Puedes, y mucha gente lo hace. Reduce el daño usando solo agua tibia o solución salina, volumen bajo, pera de silicona propia en lugar de la regadera, sin jabones ni productos, sin repetir hasta que salga transparente y con tiempo de anticipación en lugar de justo antes de la penetración. El agua a presión erosiona el epitelio rectal, que es de una sola capa de células.

¿Cuánto antes de un encuentro debería depilarme?

Al menos un día antes, para dar tiempo a que cierren las microlesiones. Depilarse la misma noche o unas horas antes es el escenario menos recomendable. Recortar suele producir menos cortes que rasurar al ras, y el rastrillo debe ser propio y limpio.

¿Orinar después del sexo previene infecciones urinarias?

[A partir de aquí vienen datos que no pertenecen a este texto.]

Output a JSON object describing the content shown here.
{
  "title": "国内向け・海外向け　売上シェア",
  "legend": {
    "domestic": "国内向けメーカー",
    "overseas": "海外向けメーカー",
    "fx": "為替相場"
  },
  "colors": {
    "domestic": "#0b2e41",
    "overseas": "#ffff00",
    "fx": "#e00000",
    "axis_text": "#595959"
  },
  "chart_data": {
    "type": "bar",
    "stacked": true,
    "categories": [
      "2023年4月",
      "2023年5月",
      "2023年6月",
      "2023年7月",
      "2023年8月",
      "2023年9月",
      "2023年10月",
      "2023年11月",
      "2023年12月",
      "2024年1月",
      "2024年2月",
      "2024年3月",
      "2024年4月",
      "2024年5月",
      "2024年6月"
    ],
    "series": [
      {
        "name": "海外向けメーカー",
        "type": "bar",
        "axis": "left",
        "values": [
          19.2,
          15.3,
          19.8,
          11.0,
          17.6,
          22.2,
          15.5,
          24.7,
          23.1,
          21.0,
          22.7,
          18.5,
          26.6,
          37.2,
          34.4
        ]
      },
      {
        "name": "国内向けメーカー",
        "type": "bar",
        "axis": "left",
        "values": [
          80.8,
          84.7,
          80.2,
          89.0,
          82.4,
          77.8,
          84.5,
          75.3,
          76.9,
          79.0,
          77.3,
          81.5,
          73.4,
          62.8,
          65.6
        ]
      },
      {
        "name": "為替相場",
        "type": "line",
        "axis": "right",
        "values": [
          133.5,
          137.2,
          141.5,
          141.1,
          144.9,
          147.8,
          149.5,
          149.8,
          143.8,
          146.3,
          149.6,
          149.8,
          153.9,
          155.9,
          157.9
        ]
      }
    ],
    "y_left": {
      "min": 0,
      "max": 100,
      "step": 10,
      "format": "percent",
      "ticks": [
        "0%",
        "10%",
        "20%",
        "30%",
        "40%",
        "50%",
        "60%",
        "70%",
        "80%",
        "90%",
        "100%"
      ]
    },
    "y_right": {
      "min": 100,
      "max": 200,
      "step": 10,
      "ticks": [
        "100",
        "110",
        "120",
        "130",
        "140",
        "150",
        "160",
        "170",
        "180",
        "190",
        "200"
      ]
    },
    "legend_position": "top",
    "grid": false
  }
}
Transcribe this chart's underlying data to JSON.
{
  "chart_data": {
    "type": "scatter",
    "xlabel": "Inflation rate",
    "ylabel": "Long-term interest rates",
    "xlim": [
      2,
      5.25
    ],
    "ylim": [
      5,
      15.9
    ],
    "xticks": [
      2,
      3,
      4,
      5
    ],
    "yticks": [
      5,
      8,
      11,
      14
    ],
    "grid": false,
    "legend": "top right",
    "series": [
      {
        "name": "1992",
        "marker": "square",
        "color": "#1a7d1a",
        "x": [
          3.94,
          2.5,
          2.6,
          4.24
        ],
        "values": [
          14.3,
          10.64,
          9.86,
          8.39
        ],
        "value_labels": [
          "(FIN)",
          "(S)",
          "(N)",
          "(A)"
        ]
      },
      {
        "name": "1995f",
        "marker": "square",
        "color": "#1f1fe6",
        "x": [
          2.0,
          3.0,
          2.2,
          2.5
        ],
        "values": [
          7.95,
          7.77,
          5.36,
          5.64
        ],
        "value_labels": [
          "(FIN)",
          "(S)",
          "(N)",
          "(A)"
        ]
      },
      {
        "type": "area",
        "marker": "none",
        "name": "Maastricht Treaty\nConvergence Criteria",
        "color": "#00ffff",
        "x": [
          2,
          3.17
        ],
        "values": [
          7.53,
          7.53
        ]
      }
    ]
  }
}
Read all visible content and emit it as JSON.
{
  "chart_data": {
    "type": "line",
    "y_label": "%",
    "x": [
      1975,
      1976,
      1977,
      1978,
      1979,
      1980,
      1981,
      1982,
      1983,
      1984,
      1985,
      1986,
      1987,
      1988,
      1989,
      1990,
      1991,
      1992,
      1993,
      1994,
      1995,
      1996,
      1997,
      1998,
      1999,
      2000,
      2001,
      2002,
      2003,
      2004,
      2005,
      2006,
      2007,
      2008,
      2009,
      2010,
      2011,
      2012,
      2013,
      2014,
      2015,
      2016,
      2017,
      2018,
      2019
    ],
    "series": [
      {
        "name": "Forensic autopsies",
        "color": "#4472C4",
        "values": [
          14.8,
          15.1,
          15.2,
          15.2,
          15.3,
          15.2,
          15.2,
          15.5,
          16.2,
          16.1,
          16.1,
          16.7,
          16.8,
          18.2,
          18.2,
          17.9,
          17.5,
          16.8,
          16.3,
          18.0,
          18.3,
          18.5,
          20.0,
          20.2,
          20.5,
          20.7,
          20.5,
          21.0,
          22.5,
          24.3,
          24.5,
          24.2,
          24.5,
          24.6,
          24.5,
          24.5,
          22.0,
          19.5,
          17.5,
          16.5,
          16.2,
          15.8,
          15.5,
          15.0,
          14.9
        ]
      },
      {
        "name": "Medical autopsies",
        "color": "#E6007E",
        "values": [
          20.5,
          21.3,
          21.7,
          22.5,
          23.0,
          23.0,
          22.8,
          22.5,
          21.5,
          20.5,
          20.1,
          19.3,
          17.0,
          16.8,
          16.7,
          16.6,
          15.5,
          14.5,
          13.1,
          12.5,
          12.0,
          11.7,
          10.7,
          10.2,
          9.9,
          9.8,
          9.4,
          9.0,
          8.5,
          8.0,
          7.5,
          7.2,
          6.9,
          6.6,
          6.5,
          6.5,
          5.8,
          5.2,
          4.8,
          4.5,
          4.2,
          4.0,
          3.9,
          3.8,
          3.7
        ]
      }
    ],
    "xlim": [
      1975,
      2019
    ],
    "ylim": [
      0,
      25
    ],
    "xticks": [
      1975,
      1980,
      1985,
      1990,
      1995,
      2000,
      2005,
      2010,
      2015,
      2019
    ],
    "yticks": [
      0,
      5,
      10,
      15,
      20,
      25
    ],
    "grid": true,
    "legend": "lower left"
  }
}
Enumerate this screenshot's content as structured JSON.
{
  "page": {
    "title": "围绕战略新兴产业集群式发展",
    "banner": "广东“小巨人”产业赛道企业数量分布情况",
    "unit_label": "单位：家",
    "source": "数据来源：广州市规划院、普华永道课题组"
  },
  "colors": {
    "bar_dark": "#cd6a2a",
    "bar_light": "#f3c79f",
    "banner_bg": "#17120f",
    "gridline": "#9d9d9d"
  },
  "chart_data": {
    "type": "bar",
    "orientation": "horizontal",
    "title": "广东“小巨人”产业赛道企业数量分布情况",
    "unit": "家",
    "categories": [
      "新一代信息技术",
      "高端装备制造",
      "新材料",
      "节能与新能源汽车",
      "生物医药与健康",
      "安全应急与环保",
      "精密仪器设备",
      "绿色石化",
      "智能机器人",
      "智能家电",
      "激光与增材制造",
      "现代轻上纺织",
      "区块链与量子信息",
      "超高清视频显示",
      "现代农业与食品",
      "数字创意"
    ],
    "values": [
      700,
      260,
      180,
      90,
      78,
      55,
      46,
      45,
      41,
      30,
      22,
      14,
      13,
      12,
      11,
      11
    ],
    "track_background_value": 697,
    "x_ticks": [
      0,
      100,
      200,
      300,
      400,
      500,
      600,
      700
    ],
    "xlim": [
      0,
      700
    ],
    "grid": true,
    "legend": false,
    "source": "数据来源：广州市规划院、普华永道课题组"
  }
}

Es una recomendación estándar con buen fundamento mecánico, aunque no exista un ensayo clínico que la haya probado aislada. La lógica es arrastrar bacterias de la uretra antes de que asciendan a la vejiga, y las revisiones sobre infecciones urinarias recurrentes la incluyen junto con hidratación suficiente. Hacerlo en la media hora siguiente es lo habitual.

¿Lavarme después del sexo previene una ITS?

No. Lavarse por fuera es cómodo e higiénico, pero no elimina una exposición que ya ocurrió y no sustituye barreras, pruebas ni PEP cuando corresponde. Los enjuagues antisépticos después del sexo oral tampoco tienen respaldo como profilaxis.

¿Se puede contagiar algo por compartir una toalla?

Las infecciones clásicas —VIH, sífilis, gonorrea, clamidia— no sobreviven fuera del cuerpo el tiempo suficiente, así que no. Las excepciones reales son las ladillas y el molusco contagioso, que sí pueden transmitirse por ropa de cama y toallas. Usar toalla propia resuelve el asunto.


Somos revista, no consultorio. Esta guía ofrece educación general. Si tienes síntomas, molestias persistentes o dudas sobre tu caso, consulta a personal de salud.